Circle issues new USDC tokens – experts predict revenue growth
The new issuance of USDC and increasing regulatory pressure in Washington are placing stablecoins at the center of a strategic battle that could reshape revenue models across the crypto industry.
Circle has issued an additional 500 million USD in USDC, according to data from Arkham, at a time when Coinbase’s stablecoin revenue is becoming a key driver for the business.
ALERT: CIRCLE MINTED $500M USDC pic.twitter.com/y7S772oFPx
— Arkham (@arkham) February 23, 2026
Analysis by Bloomberg Intelligence reports that Coinbase’s stablecoin revenue – linked to interest income sharing from USDC reserves in partnership with Circle – could grow between two and seven times if the use of USDC in payments accelerates.

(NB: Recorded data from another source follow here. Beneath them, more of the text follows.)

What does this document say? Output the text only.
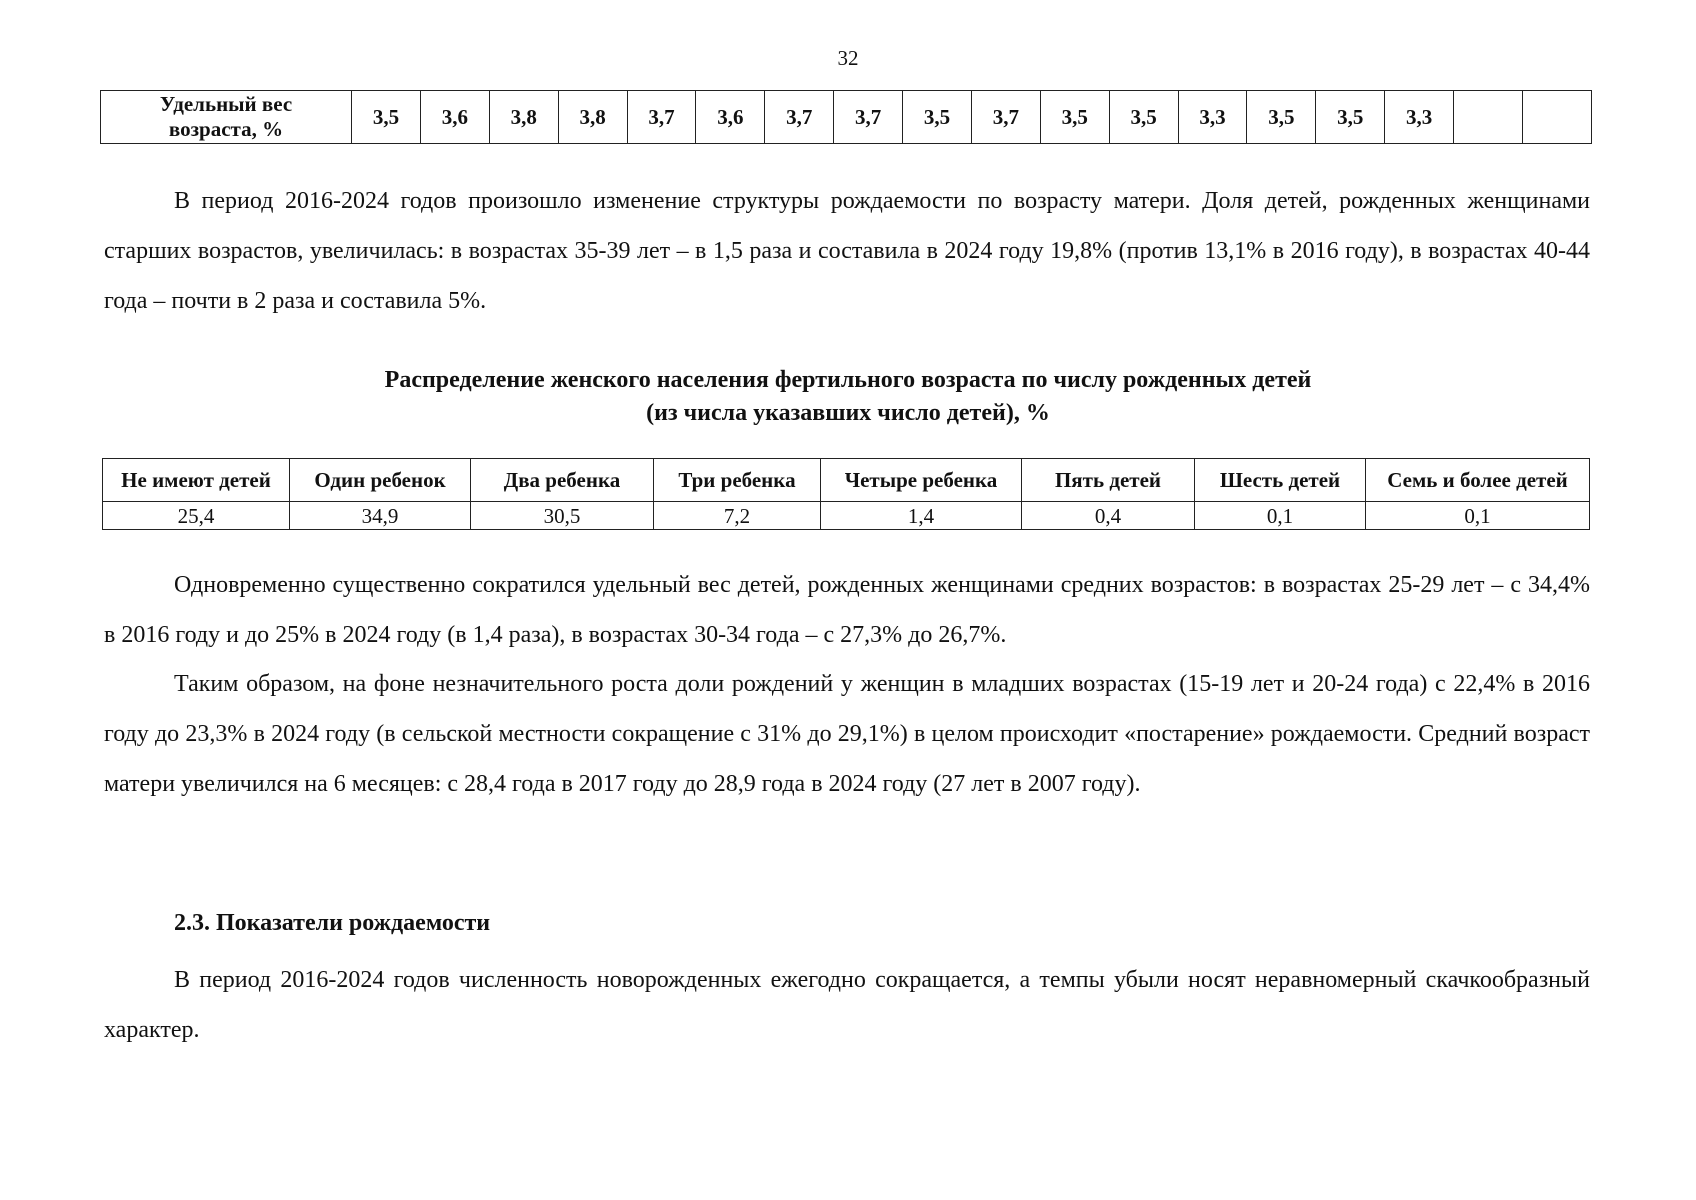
32
Удельный вес
возраста, %	3,5	3,6	3,8	3,8	3,7	3,6	3,7	3,7	3,5	3,7	3,5	3,5	3,3	3,5	3,5	3,3		

В период 2016-2024 годов произошло изменение структуры рождаемости по возрасту матери. Доля детей, рожденных женщинами старших возрастов, увеличилась: в возрастах 35-39 лет – в 1,5 раза и составила в 2024 году 19,8% (против 13,1% в 2016 году), в возрастах 40-44 года – почти в 2 раза и составила 5%.

Распределение женского населения фертильного возраста по числу рожденных детей
(из числа указавших число детей), %
Не имеют детей	Один ребенок	Два ребенка	Три ребенка	Четыре ребенка	Пять детей	Шесть детей	Семь и более детей
25,4	34,9	30,5	7,2	1,4	0,4	0,1	0,1

Одновременно существенно сократился удельный вес детей, рожденных женщинами средних возрастов: в возрастах 25-29 лет – с 34,4% в 2016 году и до 25% в 2024 году (в 1,4 раза), в возрастах 30-34 года – с 27,3% до 26,7%.

Таким образом, на фоне незначительного роста доли рождений у женщин в младших возрастах (15-19 лет и 20-24 года) с 22,4% в 2016 году до 23,3% в 2024 году (в сельской местности сокращение с 31% до 29,1%) в целом происходит «постарение» рождаемости. Средний возраст матери увеличился на 6 месяцев: с 28,4 года в 2017 году до 28,9 года в 2024 году (27 лет в 2007 году).

2.3. Показатели рождаемости

В период 2016-2024 годов численность новорожденных ежегодно сокращается, а темпы убыли носят неравномерный скачкообразный характер.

In 2025, stablecoins accounted for 19% of Coinbase’s total revenue. The company generated approximately 1 350.00 million USD in stablecoin revenue for the year, compared to 911 million USD in 2024. In the fourth quarter of 2025 alone, stablecoin revenue amounted to 364 million USD.
This comes despite a reported net loss of 667 million USD for Q4 2025. In contrast to volatile trading fees, interest income on USDC balances is emerging as a more stable and highly profitable line in the exchange’s financial statement.
Stablecoins move out of the niche
Stablecoin usage reached record scales in 2025. Total transaction volume exceeded 33 trillion USD, with USDC accounting for approximately 18.3 trillion USD, overtaking Tether (USDT), although Tether continues to lead in market capitalization.
However, the growth in usage has placed stablecoins at the heart of the political and regulatory debate. In July 2025, President Donald Trump signed the GENIUS Act, which established a federal framework for payment stablecoins and explicitly prohibited issuers from paying interest or yield to holders.
The banking lobby supported this provision, arguing that yield-bearing stablecoins could pull deposits away from the traditional banking system.
The battle for yield
Within the negotiations for the Digital Asset Market Clarity (CLARITY) Act, an expansion of the ban is being discussed to also cover non-issuing partners – including exchanges like Coinbase – that offer “rewards” funded by interest income on reserves.
According to an early version of the Senate text, Coinbase’s ability to share part of this income with users could be restricted. In January, the company withdrew its support for the bill, objecting to such limitations.
Coinbase receives a share of the interest income from USDC reserves through its agreement with Circle, with the distribution depending on the volume of USDC distributed.
CEO Brian Armstrong told investors that if Congress bans the payment of rewards, the company would retain a larger portion of the revenue share – which would increase the margin for the stablecoin line, but at the expense of consumer yield.
The stablecoin sector is increasingly becoming strategic infrastructure for payments rather than just a tool for crypto trading. However, the question of who receives the yield from the reserves is emerging as the next key line of tension between the industry, banks, and lawmakers in Washington.